I survived a lot of things without ever losing my innocence. I still managed to see the good in people and held that certain people were simply incapable of being anything other than pure perfection.

And then him.

Sitting across from my best friend I struggled to find my voice and fight back tears as I explained that I used to think she was one of those perfect people. I never saw a single flaw in her. Not a moment of weakness or a stitch of doubt in her confidence. I expressed gratitude in being able to appreciate her more fully now, but grief at having to. I liked things from my innocent eyes.

The conversation turned to that of Lord of the Rings and my love of the written character, Peregrine Took (no offense meant to Billy Boyd, but the book version is so brilliantly written it was not capable of being fully translated to screen). Tolkien, I believe, wrote little Pip so very intentionally. To me, he represents the true cost of war: a loss of innocence. The way Tolkien wrote him it is obvious he held him with a sort of reverence.

As I chatted with my best friend of the parallels I could draw between me and Pippin I could not hold back tears to realize my narcissistic ex was effectively the palantír of Orthanc. And my best friend, naturally, Meriadoc.

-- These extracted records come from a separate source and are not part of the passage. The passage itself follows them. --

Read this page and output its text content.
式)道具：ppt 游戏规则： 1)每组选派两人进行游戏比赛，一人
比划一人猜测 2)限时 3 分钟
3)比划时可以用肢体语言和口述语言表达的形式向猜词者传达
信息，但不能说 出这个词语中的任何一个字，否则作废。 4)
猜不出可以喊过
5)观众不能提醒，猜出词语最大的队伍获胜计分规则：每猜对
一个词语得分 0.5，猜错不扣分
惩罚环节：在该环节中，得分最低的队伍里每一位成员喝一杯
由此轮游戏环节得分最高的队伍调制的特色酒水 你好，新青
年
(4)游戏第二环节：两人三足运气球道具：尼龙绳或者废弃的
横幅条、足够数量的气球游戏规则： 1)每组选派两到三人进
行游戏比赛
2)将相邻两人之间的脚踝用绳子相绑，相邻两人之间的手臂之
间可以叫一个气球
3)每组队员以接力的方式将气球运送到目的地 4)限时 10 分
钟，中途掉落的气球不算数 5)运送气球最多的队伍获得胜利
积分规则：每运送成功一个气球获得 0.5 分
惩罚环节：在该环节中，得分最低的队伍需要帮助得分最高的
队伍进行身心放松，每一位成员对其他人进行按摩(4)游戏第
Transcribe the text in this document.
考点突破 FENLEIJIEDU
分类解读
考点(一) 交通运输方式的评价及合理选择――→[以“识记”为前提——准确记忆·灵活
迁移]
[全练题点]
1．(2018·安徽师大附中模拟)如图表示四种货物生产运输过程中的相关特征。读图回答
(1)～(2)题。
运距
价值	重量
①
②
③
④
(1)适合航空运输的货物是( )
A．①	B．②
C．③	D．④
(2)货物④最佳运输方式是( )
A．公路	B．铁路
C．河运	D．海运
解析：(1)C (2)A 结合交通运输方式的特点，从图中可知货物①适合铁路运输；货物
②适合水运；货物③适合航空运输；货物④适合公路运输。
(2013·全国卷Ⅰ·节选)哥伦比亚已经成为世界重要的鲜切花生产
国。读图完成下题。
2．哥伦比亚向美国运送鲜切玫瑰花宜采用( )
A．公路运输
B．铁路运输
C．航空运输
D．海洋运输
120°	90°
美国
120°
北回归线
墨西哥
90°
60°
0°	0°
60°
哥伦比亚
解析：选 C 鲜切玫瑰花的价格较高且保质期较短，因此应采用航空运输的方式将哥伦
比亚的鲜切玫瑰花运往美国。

We change when we endure the abuse a narcissist is capable of. They take from us things we valued and they alter our world view in ways we may never be able to articulate. I am a different person now and I’m beginning to realize how much grief there is to process at losing who I used to be. I liked the old version of me rather well. I loved that me. And now I have to learn to love this me who is, effectively, a stranger.

Shadows

How can one place hold so many horrible memories? I never wanted to come back to this place full of all the fears I held as a child. To this place the narcissist of my youth tormented me.

But something inside me broke and I fell for his lie. I came back to this place again and he found space for more pain, more fear, and more horrid memories. Everything is tainted with nightmares and everywhere I go is the shade of trauma—a ghostly gray hue—even the moments I enjoyed and the memories I once cherished.

Sometimes the worst parts spill out into poetry and make the deep wounds beautiful somehow, but tonight there is just the murky memories flooding into my present and filling my body with recognition.

Sometimes the nightmare wins and it is not beautiful. And I find myself awake, living in a moment I wish I could forget, vowing I’ll never come back here.

But I made that vow before. How do I trust that I’ll keep it this time? How do I ever trust … myself?

Building A Bridge

Today I had a realization. I used to be someone I loved, and I strive to be a version of that person again. I have pondered and meditated over the last five years and the abuses I have now managed to survive, and what I have found is that what I truly need is not grief. What I need is a bridge. A way to meet my past self spiritually is to build a bridge to join myself back together. Something to allow me to be above what has happened to me, still able to traverse that space, but never required to fall back into it.

This journey is one that I fear, but one that is also filling me with a profound hope. I will rebuild.